The Nationals originally sued Westchester Fire Insurance Co. in May in District of Columbia Superior Court, accusing the company of wrongfully denying a request for coverage after the team said a new recruit duped the club about his actual age. Yesterday, Westchester removed the case to U.S. District Court for the District of Columbia.
Williams & Connolly is going to bat for the Nationals. Partner Dane Butswinkas could not immediately be reached for comment and associate Liam Montgomery declined to comment. A team spokeswoman also wasn't available. The Nationals' general counsel, Damon Jones, was an associate at Williams & Connolly before joining the ball club.
Drinker Biddle & Reath associate Brianna Silverstein is representing Westchester. She was not immediately available for comment.
According to the complaint, the Nationals' policy with Westchester included $1 million of commercial crime insurance coverage, which was meant to protect the club "against employee dishonesty, theft, and fraud."

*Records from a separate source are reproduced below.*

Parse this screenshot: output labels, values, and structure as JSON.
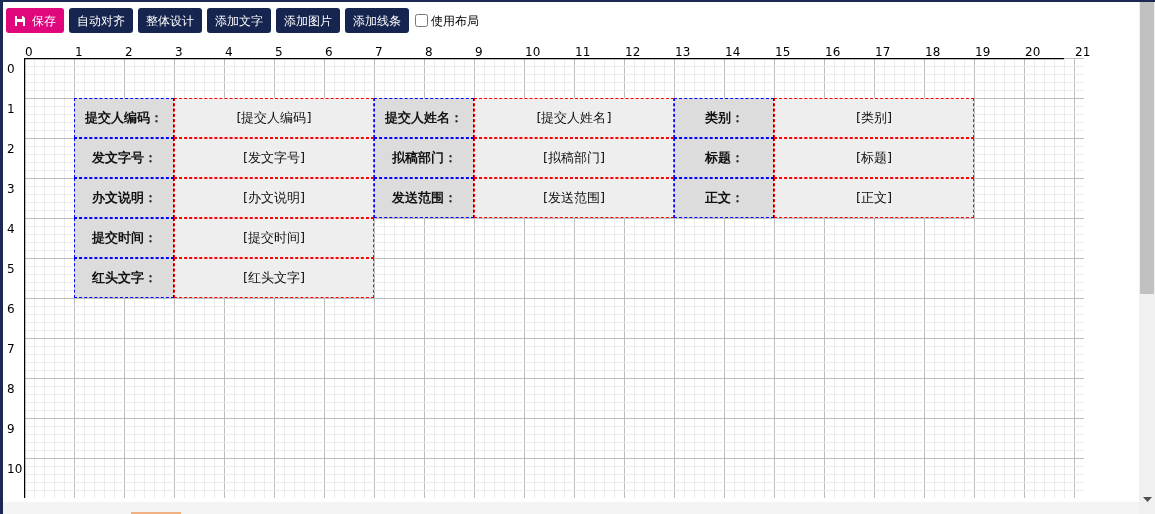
{
  "toolbar": {
    "buttons": [
      {
        "label": "保存",
        "kind": "primary"
      },
      {
        "label": "自动对齐",
        "kind": "default"
      },
      {
        "label": "整体设计",
        "kind": "default"
      },
      {
        "label": "添加文字",
        "kind": "default"
      },
      {
        "label": "添加图片",
        "kind": "default"
      },
      {
        "label": "添加线条",
        "kind": "default"
      }
    ],
    "checkbox": {
      "label": "使用布局",
      "checked": false
    }
  },
  "ruler": {
    "x_labels": [
      "0",
      "1",
      "2",
      "3",
      "4",
      "5",
      "6",
      "7",
      "8",
      "9",
      "10",
      "11",
      "12",
      "13",
      "14",
      "15",
      "16",
      "17",
      "18",
      "19",
      "20",
      "21"
    ],
    "y_labels": [
      "0",
      "1",
      "2",
      "3",
      "4",
      "5",
      "6",
      "7",
      "8",
      "9",
      "10"
    ]
  },
  "form": {
    "rows": [
      {
        "cells": [
          {
            "label": "提交人编码：",
            "value": "[提交人编码]"
          },
          {
            "label": "提交人姓名：",
            "value": "[提交人姓名]"
          },
          {
            "label": "类别：",
            "value": "[类别]"
          }
        ]
      },
      {
        "cells": [
          {
            "label": "发文字号：",
            "value": "[发文字号]"
          },
          {
            "label": "拟稿部门：",
            "value": "[拟稿部门]"
          },
          {
            "label": "标题：",
            "value": "[标题]"
          }
        ]
      },
      {
        "cells": [
          {
            "label": "办文说明：",
            "value": "[办文说明]"
          },
          {
            "label": "发送范围：",
            "value": "[发送范围]"
          },
          {
            "label": "正文：",
            "value": "[正文]"
          }
        ]
      },
      {
        "cells": [
          {
            "label": "提交时间：",
            "value": "[提交时间]"
          }
        ]
      },
      {
        "cells": [
          {
            "label": "红头文字：",
            "value": "[红头文字]"
          }
        ]
      }
    ]
  }
}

In 2006, the Nationals signed a minor league contract with a player the team believed was 16 years old, giving him a salary and a $1.4 million signing bonus. The club learned later, however, that the player, Carlos Alvarez Lugo, was 20 years old, which lessened his value.
"[A] player with Lugo's talent level at age 16 is worth considerably more in the market for baseball prospects than is a player with Lugo's talent level at Lugo's actual age of 20," the team said in its complaint.

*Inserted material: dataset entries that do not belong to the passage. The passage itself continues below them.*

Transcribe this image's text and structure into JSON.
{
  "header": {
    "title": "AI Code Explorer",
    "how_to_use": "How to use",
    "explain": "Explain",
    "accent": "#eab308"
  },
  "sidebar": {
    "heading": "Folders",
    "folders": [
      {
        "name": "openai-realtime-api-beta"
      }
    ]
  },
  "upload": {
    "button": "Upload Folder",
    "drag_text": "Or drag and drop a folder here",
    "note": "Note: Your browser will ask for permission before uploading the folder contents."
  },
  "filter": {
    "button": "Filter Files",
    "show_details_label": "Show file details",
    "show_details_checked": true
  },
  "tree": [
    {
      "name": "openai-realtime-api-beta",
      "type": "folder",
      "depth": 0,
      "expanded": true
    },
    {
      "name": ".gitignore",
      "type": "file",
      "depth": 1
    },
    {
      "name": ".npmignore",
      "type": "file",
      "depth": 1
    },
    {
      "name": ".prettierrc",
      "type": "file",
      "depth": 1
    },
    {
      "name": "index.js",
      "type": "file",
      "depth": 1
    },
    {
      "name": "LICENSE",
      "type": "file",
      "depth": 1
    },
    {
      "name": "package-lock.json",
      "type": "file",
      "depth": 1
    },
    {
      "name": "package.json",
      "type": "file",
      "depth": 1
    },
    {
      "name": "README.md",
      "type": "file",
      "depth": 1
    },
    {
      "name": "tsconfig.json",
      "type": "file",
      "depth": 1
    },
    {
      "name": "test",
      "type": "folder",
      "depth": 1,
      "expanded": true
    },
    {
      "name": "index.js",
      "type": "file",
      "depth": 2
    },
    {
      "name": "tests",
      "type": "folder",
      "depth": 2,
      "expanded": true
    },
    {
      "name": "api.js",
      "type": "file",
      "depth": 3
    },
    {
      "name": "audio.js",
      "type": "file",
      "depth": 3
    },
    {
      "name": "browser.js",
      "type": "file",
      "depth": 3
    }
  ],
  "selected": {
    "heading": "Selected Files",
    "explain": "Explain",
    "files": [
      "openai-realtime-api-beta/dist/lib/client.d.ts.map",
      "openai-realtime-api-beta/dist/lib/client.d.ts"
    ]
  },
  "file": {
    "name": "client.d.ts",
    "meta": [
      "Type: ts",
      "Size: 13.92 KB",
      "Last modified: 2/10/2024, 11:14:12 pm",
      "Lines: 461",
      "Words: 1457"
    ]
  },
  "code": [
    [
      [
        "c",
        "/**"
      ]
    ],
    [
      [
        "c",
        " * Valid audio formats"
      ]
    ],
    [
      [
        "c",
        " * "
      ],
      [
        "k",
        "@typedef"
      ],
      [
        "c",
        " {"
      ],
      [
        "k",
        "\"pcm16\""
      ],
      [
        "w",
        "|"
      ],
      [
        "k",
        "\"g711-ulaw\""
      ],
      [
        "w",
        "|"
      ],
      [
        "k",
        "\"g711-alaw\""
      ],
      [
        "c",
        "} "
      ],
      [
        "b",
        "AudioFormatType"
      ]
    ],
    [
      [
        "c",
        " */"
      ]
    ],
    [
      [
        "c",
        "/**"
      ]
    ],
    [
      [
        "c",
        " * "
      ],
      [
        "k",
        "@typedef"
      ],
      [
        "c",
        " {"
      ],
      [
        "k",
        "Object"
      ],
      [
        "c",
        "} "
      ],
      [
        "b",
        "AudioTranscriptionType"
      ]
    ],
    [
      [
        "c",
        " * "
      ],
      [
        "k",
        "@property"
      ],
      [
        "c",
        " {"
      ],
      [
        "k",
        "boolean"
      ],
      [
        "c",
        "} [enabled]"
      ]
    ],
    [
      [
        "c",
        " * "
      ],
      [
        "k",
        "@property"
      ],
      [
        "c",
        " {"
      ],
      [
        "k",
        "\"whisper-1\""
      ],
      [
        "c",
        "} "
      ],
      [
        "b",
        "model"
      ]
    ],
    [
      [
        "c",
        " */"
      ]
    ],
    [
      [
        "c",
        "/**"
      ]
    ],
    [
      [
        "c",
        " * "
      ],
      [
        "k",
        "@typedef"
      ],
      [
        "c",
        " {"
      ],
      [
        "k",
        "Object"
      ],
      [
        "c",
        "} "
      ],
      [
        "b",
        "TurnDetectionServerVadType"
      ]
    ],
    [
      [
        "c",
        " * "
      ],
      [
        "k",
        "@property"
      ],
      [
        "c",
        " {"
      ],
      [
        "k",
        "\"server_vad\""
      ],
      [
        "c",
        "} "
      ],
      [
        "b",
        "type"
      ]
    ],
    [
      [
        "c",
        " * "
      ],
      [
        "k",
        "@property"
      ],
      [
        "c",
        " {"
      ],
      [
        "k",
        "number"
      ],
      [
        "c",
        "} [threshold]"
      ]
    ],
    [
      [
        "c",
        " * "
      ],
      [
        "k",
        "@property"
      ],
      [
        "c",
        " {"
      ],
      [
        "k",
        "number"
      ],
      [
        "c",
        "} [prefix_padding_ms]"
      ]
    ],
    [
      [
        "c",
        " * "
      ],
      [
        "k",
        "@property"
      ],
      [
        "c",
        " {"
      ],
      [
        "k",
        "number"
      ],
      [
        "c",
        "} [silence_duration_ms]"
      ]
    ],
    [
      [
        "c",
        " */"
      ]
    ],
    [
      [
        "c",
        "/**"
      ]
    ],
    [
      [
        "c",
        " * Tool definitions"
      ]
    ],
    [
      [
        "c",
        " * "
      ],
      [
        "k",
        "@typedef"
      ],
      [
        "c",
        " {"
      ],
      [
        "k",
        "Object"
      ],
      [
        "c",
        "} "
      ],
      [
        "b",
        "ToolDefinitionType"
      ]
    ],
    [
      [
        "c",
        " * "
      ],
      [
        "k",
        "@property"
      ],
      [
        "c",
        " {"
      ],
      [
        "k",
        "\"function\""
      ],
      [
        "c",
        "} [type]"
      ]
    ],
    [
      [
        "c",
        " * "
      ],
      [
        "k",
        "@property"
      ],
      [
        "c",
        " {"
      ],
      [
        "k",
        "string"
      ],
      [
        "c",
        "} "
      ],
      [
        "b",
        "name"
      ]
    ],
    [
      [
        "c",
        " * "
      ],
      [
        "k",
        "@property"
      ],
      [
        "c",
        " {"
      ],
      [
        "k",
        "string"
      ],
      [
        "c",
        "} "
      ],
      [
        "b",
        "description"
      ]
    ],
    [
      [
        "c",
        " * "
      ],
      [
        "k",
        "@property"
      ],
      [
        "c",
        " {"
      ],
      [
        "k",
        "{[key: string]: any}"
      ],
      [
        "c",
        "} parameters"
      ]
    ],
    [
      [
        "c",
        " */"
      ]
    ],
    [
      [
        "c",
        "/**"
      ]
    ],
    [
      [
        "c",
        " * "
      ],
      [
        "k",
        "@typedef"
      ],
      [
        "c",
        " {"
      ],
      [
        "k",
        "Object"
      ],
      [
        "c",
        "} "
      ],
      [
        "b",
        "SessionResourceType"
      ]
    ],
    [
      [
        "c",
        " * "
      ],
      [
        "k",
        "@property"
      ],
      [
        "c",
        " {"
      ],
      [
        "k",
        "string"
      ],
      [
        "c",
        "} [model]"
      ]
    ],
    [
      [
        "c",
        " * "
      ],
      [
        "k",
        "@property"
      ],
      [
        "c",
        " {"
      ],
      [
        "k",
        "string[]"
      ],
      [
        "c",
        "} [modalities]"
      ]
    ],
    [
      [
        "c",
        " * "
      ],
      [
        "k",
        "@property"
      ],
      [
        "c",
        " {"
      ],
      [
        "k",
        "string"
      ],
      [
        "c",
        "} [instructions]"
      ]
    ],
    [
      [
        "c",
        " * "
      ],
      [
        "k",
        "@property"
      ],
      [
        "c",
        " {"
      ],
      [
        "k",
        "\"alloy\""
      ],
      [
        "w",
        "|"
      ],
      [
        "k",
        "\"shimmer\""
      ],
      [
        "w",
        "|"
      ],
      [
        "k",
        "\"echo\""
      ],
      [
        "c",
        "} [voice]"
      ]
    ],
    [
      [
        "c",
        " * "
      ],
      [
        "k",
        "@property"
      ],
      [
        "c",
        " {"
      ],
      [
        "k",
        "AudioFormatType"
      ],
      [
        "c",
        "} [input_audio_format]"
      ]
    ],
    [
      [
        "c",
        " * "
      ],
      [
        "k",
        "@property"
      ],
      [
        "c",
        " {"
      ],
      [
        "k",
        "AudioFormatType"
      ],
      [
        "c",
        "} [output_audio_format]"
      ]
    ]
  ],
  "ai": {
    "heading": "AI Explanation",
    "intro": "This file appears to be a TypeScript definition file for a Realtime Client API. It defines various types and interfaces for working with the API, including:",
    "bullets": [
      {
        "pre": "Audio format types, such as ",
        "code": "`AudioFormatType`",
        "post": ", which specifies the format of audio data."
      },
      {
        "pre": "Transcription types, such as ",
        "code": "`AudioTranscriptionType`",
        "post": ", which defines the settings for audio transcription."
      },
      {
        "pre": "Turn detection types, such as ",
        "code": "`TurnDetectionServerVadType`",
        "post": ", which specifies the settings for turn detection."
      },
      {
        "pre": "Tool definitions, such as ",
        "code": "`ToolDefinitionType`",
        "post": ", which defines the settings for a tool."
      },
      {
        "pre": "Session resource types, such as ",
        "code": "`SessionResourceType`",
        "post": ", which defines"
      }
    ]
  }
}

The club fired two employees accused of defrauding the club into hiring Lugo. According to the complaint, officials reported the incident as employee dishonesty to Westchester and submitted a package detailing the losses it wanted reimbursed under its insurance policy.
The team accused Westchester of delaying in responding and then making unnecessary and "burdensome" requests for more information. The insurance company eventually denied the team coverage.
The team sued Westchester in District of Columbia Superior Court in May. Westchester removed the case to federal court, arguing the amount of money at issue exceeded $75,000—one of the grounds for federal diversity jurisdiction—and the parties were located in different places, another standard for diversity jurisdiction.
The case is before U.S. District Judge Reggie Walton. No hearings have been scheduled.